The review board is the Antimicrobial Drugs Advisory Committee. The bacteria are Pseudomonas aeruginosa.

Regulators gave Aradigm specific reasons they were unable to accept the New Drug Application. It asked the company to resubmit the application after revising it.

One of its recommendations is that Aradigm arrange for an independent verification of its Phase 3 trial results. Another is that the company conduct an additional Phase 3 trial to see whether Linhaliq can reduce the frequency and severity of patients’ bronchiectasis flare-ups. The trial should run for two years, which would show whether the therapy is effective over the long term, the FDA said.

Another recommendation is that Aradigm do another study of the product labeling it is proposing. The idea behind what regulators call human factors studies is seeing whether a label’s instructions are pertinent, understandable and easy to follow.

The FDA also asked for additional information on Linhaliq’s quality. It is interested in the therapy’s microbiology dimensions in particular.

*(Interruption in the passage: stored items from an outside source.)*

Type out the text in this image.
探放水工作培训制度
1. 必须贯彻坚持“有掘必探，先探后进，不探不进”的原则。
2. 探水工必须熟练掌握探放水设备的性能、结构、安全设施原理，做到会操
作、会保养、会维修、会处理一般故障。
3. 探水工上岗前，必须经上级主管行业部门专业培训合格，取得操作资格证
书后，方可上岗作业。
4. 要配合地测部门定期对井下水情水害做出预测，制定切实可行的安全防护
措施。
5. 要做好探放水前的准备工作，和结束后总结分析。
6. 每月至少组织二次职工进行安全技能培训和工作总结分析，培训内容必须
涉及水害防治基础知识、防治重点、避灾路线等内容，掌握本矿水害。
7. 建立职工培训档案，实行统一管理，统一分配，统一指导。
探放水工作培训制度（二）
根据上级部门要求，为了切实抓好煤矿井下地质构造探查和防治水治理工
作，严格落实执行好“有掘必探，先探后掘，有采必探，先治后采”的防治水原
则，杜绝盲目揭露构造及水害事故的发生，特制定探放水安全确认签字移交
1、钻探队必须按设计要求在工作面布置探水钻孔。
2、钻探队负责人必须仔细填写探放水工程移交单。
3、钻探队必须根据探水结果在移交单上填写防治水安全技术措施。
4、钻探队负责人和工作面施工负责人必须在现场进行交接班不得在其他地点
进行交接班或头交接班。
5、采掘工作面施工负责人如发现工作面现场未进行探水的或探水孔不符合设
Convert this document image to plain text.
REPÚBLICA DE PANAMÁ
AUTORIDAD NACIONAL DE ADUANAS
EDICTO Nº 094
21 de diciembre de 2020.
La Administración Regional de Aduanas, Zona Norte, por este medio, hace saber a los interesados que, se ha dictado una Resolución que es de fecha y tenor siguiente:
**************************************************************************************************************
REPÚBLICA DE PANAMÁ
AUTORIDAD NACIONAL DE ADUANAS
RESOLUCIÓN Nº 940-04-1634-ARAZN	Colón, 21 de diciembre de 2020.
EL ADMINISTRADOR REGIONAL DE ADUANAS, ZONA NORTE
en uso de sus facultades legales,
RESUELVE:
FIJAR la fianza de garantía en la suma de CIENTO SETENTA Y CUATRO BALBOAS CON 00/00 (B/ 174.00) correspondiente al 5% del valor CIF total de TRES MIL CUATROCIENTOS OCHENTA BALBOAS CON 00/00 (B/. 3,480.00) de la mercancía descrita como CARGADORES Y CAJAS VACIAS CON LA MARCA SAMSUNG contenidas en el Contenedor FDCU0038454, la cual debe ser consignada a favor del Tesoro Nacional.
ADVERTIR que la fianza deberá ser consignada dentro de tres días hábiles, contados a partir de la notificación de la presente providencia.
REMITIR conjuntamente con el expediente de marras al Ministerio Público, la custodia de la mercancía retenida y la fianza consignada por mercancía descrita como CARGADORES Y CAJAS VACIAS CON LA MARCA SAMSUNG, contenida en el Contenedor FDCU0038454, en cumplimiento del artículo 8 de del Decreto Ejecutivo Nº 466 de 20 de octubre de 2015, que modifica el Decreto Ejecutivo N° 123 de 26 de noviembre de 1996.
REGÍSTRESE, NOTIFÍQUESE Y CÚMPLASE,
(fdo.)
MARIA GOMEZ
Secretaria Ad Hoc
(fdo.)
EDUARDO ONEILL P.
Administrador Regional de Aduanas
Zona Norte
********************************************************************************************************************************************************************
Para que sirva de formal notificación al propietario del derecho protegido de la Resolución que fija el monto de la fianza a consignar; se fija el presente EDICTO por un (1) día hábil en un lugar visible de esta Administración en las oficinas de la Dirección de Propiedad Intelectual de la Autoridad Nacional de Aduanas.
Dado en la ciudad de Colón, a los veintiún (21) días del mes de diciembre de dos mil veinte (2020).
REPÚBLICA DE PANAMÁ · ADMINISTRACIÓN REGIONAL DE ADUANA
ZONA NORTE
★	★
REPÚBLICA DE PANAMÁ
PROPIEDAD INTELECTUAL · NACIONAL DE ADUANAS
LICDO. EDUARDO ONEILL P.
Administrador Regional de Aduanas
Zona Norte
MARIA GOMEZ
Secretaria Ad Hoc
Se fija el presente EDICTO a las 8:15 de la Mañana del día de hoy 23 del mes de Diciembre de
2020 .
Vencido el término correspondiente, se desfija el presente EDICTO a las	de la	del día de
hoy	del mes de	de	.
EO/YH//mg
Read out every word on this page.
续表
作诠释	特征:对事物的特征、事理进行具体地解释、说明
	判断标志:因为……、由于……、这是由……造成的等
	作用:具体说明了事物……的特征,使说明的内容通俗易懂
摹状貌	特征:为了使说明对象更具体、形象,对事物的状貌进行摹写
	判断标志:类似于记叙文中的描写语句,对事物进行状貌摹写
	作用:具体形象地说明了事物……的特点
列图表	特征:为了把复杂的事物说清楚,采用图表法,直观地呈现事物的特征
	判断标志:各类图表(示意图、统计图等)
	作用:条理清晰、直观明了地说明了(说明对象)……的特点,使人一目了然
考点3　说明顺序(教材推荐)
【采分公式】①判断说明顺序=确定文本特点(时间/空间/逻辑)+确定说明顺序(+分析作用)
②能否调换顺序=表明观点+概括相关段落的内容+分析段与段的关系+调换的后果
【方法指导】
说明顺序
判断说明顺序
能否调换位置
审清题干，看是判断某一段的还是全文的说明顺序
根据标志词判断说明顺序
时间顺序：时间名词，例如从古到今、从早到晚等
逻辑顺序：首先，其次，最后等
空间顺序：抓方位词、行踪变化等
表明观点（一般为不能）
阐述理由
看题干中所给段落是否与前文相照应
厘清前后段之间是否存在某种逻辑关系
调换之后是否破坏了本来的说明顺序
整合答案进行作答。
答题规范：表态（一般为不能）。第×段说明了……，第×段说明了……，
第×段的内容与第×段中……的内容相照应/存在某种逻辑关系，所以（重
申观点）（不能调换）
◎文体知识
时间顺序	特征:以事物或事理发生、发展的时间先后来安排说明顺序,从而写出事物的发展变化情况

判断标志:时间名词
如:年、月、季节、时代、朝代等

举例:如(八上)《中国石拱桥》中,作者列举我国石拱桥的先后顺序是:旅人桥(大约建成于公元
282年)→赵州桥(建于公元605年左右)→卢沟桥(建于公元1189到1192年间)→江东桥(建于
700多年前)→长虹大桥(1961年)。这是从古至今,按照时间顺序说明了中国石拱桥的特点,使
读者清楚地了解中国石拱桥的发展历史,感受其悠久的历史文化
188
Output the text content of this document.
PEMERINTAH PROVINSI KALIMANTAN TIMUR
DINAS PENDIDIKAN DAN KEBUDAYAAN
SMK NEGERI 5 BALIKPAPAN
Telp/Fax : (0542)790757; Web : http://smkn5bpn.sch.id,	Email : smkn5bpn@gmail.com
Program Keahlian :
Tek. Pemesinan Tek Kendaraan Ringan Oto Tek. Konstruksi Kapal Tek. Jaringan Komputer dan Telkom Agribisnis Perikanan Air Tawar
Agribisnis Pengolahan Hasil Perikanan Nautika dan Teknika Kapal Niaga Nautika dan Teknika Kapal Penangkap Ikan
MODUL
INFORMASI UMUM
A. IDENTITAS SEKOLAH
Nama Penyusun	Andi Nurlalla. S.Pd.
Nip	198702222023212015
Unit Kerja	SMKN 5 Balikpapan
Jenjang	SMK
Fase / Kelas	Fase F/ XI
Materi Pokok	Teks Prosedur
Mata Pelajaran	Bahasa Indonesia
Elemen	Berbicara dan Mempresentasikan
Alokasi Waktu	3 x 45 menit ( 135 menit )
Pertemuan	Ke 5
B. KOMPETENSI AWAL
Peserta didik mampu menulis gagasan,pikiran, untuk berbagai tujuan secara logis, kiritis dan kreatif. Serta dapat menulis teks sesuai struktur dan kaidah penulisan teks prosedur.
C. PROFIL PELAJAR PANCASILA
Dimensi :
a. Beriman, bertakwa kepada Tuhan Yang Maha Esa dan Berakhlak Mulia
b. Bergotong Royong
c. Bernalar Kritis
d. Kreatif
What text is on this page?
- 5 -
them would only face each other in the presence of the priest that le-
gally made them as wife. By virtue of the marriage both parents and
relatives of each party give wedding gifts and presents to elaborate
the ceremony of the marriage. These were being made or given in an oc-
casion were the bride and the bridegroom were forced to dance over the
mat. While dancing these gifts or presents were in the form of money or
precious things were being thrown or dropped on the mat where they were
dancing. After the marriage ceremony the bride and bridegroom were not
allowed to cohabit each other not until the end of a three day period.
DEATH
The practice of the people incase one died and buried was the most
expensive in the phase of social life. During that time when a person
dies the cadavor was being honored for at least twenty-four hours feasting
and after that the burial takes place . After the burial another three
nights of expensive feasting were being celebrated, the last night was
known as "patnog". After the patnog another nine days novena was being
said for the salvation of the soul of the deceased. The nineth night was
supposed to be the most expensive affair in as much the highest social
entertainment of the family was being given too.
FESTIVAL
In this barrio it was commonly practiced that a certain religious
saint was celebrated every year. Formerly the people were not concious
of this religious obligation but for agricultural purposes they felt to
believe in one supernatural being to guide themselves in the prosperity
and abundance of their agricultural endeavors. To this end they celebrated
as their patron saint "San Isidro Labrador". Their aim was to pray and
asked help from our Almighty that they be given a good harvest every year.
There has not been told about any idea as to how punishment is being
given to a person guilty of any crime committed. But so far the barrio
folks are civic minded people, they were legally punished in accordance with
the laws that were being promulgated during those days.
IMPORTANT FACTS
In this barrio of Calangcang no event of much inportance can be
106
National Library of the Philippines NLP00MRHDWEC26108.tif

“We remain confident in the efficacy, safety and quality of Linhaliq,” Igor Gonda, the president and CEO of Aradigm, said in a press release.

The company “will request a meeting with FDA to discuss the topics covered” in the agency’s response to the New Drug application, Gonda said. It plans to move toward resubmission as soon as possible, he said.

“We are committed to continue working on the approval of Linhaliq for NCFBE [non-cystic fibrosis bronchiectasis] patients who have very severe disease, with high morbidity and mortality and no available treatment options,” he said. “We thank these patients and their care givers for participating in a decade of clinical research that brought us to this point.”

An additional company focus will be “the submission in the near future [of an application] for marketing approval [of Linhaliq] in the European Union,” he added.

The New Drug Application for Linhaliq was based on the results of the Phase 2b ORBIT-2 trial and the Phase 3 ORBIT-3 (NCT01515007) and ORBIT-4 (NCT02104245) studies. They showed that Linhaliq improved the non-cystic fibrosis bronchiectasis of people who also had chronic P. aeruginosa lung infections.

Linhaliq significantly reduced the number of bronchiectasis flare-ups compared with a placebo, and  decreased the density of the bacteria by the end of the 28-day treatment period, Aradigm said.